The rule change Goldman wants would force banks to continuously book paper gains and losses on these credits, leveling the playing field for investment banks. In its letter, Goldman likens the commitments to credit derivatives, which all companies must now mark to market, under a FASB rule implemented in January 2000: "We believe that lenders' financial statements will be more representationally faithful of the risks and benefits of lending arrangements if loan commitments are treated as derivative instruments."

Goldman's interest is more than academic.

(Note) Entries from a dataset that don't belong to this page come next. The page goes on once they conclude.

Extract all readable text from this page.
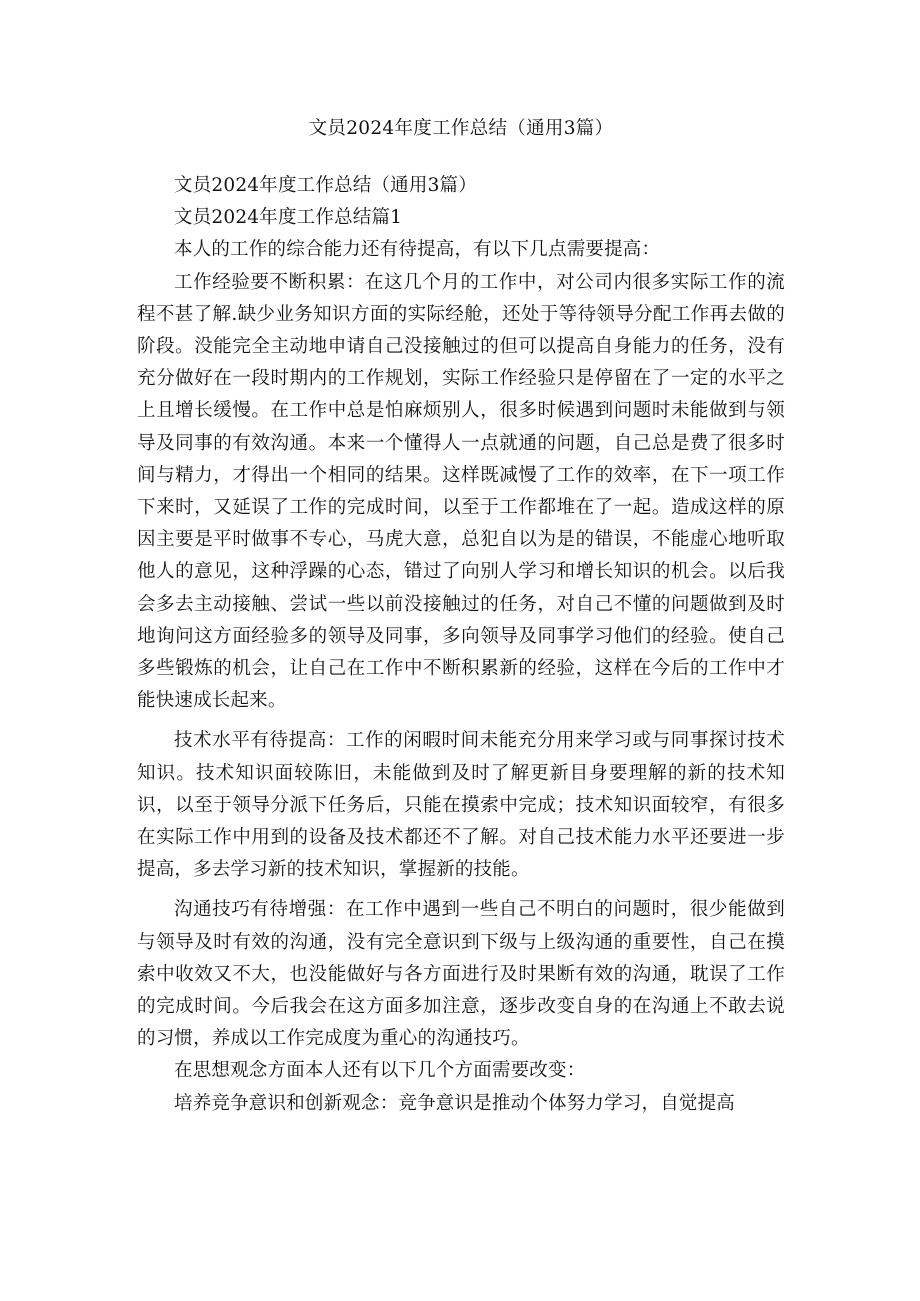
文员2024年度工作总结（通用3篇）

文员2024年度工作总结（通用3篇）

文员2024年度工作总结篇1

本人的工作的综合能力还有待提高，有以下几点需要提高：

工作经验要不断积累：在这几个月的工作中，对公司内很多实际工作的流程不甚了解.缺少业务知识方面的实际经舱，还处于等待领导分配工作再去做的阶段。没能完全主动地申请自己没接触过的但可以提高自身能力的任务，没有充分做好在一段时期内的工作规划，实际工作经验只是停留在了一定的水平之上且增长缓慢。在工作中总是怕麻烦别人，很多时候遇到问题时未能做到与领导及同事的有效沟通。本来一个懂得人一点就通的问题，自己总是费了很多时间与精力，才得出一个相同的结果。这样既减慢了工作的效率，在下一项工作下来时，又延误了工作的完成时间，以至于工作都堆在了一起。造成这样的原因主要是平时做事不专心，马虎大意，总犯自以为是的错误，不能虚心地听取他人的意见，这种浮躁的心态，错过了向别人学习和增长知识的机会。以后我会多去主动接触、尝试一些以前没接触过的任务，对自己不懂的问题做到及时地询问这方面经验多的领导及同事，多向领导及同事学习他们的经验。使自己多些锻炼的机会，让自己在工作中不断积累新的经验，这样在今后的工作中才能快速成长起来。

技术水平有待提高：工作的闲暇时间未能充分用来学习或与同事探讨技术知识。技术知识面较陈旧，未能做到及时了解更新目身要理解的新的技术知识，以至于领导分派下任务后，只能在摸索中完成；技术知识面较窄，有很多在实际工作中用到的设备及技术都还不了解。对自己技术能力水平还要进一步提高，多去学习新的技术知识，掌握新的技能。

沟通技巧有待增强：在工作中遇到一些自己不明白的问题时，很少能做到与领导及时有效的沟通，没有完全意识到下级与上级沟通的重要性，自己在摸索中收效又不大，也没能做好与各方面进行及时果断有效的沟通，耽误了工作的完成时间。今后我会在这方面多加注意，逐步改变自身的在沟通上不敢去说的习惯，养成以工作完成度为重心的沟通技巧。

在思想观念方面本人还有以下几个方面需要改变：

培养竞争意识和创新观念：竞争意识是推动个体努力学习，自觉提高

Marking to market would make it much more expensive for banks to offer loan commitments, blunting an important strategy in their drive to capture investment banking business.

Argued J.P. Morgan Chase & Co. in a May 15 letter to the FASB rebutting Goldman's position: "Developing and implementing sufficient systems to capture the proposed loan commitment population, mark it to market and systemically provide for the drawn/undrawn dynamic of revolvers would take several years and cost hundreds of millions of dollars."

Perhaps that's because banks have more than tripled their unfunded loan exposure in the past decade, to $4.7 trillion, according to Prudential Securities banking analyst Michael Mayo. In contrast, federally insured commercial banks had approximately $1 trillion in funded loans on their balance sheets during the first quarter, according to the Federal Deposit Insurance Corp. As debt defaults soar to record levels, such aggressive lending practices may soon come back to haunt commercial banks, Mayo warns in a recent report.

Some commercial bank executives admit privately that it's hard to argue with Goldman's logic. "There is no economic rationale for not marking to market," says one. "You could go throughout the course of economic history, and all not marking to market accomplishes is the delay of a time bomb."

One current example: Lucent Technologies. Citigroup, J.P. Morgan Chase and Morgan Stanley & Co. all extended credit to the company and won valuable investment banking mandates as a result. But now that Lucent has announced horrendous losses and has drawn down $2.3 billion of the facility, Morgan Stanley must mark its piece to market while the commercial banks have discretion regarding when to declare it a troubled loan.

Nevertheless, it's unlikely that regulators will force banks to change their accounting overnight. Some banks would take a big enough hit on their books to send waves through the banking system. Says the commercial bank official, "You couldn't legislate, effective tomorrow, that the banks have to mark, because it's a stability issue."

Like it or not, Goldman and other investment banks will have to fight this battle for clients on the big banks' turf. Indeed, Goldman's effort to publicize its views on the issue backfired. Several financial publications used it as a starting point for articles on the firm's vulnerability to competition from commercial banks. - J.S.